On 19 February 2016, in a game against the Shandong Golden Stars, Zhu became the first player in CBA history to score more than 11,000 career points, after previously becoming the first to surpass the 10,000-point milestone.
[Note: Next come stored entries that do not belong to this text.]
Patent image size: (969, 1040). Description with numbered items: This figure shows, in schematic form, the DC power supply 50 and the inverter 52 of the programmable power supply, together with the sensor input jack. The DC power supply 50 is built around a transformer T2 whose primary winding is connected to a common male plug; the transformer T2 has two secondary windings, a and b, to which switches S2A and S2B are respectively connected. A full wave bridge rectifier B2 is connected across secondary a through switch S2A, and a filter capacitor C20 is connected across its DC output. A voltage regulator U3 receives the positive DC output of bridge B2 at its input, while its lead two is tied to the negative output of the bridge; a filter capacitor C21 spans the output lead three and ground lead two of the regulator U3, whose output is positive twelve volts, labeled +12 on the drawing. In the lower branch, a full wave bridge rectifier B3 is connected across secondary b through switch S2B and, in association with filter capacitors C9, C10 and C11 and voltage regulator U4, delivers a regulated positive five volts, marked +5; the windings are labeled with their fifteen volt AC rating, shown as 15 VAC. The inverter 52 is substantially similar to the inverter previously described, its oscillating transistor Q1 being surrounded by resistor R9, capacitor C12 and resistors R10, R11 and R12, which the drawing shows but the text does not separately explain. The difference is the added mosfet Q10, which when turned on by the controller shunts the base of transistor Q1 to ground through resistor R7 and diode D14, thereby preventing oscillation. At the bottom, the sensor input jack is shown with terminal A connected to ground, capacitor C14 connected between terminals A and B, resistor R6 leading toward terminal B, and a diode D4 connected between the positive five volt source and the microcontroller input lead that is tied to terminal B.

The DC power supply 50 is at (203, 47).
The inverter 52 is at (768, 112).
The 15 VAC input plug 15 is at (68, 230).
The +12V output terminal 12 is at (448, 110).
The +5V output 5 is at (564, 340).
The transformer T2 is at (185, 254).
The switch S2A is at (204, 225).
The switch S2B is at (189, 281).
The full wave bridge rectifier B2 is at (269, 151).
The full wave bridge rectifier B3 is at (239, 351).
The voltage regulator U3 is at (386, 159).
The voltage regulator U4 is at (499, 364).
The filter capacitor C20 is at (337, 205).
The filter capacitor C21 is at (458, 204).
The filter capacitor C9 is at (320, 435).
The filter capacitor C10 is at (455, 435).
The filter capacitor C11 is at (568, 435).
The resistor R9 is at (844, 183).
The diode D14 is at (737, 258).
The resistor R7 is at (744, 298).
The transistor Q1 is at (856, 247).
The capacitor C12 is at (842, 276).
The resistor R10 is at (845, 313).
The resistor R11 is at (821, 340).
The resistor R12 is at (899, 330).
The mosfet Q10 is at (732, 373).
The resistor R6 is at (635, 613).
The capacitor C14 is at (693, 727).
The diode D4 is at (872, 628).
Zhu retired at the end of the 2016–17 CBA season, as the league's all-time leader in games played (698), total points scored (11,165), and three-pointers made (1,607), as well as tied for the most seasons played with the same team (18).

==National team career==
Zhu was a longtime member of the senior men's Chinese national team. Zhu was the best 3-point shooter on the team, and he helped the Chinese squads win gold medals at the 2006 Asian Games, the 2010 Asian Games, and the 2011 FIBA Asia Championship. He also played on Chinese squads that competed at the 2004 Athens, 2008 Beijing, and 2012 London editions of the FIBA Summer Olympic Games, as well as the 2002 and 2006 editions of the FIBA World Cup.

==Post-playing career==
After he retired from playing pro club basketball, Zhu moved into the Guangdong Southern Tigers' front office, and he became the team's general manager. On 25 August 2026, Zhu decided to leave his position.

==Career statistics==
===CBA statistics===
Regular season and Playoffs combined

| Year | Team | GP | MPG | 2P% | 3P% | FT% | RPG | APG | SPG | BPG | PPG |
|---|---|---|---|---|---|---|---|---|---|---|---|
| 1999–00 | Guangdong | 28 | N/A | .650 | .000 | .600 | 1.1 | 0.1 | 0.2 | 0.1 | 2.1 |
| 2000–01 | Guangdong | 24 | N/A | .490 | .271 | .761 | 5.2 | 1.0 | 1.2 | 0.5 | 14.3 |
| 2001–02 | Guangdong | 27 | N/A | .490 | .398 | .792 | 6.7 | 1.6 | 1.7 | 0.5 | 23.8 |
| 2002–03 | Guangdong | 36 | N/A | .551 | .432 | .872 | 4.6 | 1.9 | 2.6 | 0.3 | 21.8 |
| 2003–04 | Guangdong | 31 | N/A | .486 | .419 | .820 | 6.1 | 2.4 | 2.2 | 0.2 | 21.3 |
| 2004–05 | Guangdong | 52 | N/A | .478 | .402 | .822 | 4.9 | 1.7 | 1.8 | 0.4 | 20.8 |
| 2005–06 | Guangdong | 53 | N/A | .509 | .386 | .848 | 3.5 | 1.7 | 2.0 | 0.4 | 15.1 |
| 2006–07 | Guangdong | 41 | N/A | .543 | .449 | .787 | 4.0 | 1.8 | 2.2 | 0.2 | 15.7 |
| 2007–08 | Guangdong | 41 | N/A | .555 | .463 | .856 | 5.0 | 2.5 | 1.6 | 0.4 | 20.5 |
| 2008–09 | Guangdong | 54 | N/A | .534 | .423 | .877 | 5.0 | 2.2 | 2.1 | 0.5 | 19.5 |
| 2009–10 | Guangdong | 41 | N/A | .472 | .425 | .840 | 4.5 | 1.5 | 1.8 | 0.3 | 17.9 |
| 2010–11 | Guangdong | 39 | N/A | .412 | .331 | .795 | 4.3 | 1.3 | 1.3 | 0.4 | 12.5 |
| 2011–12 | Guangdong | 41 | 30.3 | .448 | .357 | .820 | 4.4 | 1.7 | 1.3 | 0.3 | 16.9 |
| 2012–13 | Guangdong | 39 | 31.8 | .471 | .388 | .784 | 4.3 | 1.7 | 1.3 | 0.5 | 12.8 |
| 2013–14 | Guangdong | 42 | 27.5 | .447 | .449 | .800 | 2.8 | 1.5 | 1.0 | 0.2 | 11.5 |
| 2014–15 | Guangdong | 46 | 33.9 | .483 | .457 | .777 | 3.8 | 2.0 | 1.0 | 0.3 | 18.4 |
| 2015–16 | Guangdong | 34 | 28.6 | .479 | .448 | .769 | 3.1 | 1.8 | 1.1 | 0.1 | 10.9 |
| 2016–17 | Guangdong | 29 | 19.3 | .321 | .291 | .815 | 2.6 | 1.2 | 0.8 | 0.1 | 5.0 |
| Career |  | 698 | INC | .491 | .411 | .819 | 4.2 | 1.7 | 1.6 | 0.3 | 16.0 |

==Personal life==
Zhu Fangyu was married to rhythmic gymnast Hu Mei, whom he met at the 2004 Summer Olympics, from 2008 to 2013. They had 2 children before their divorce, which was marred by allegations that he cheated on her.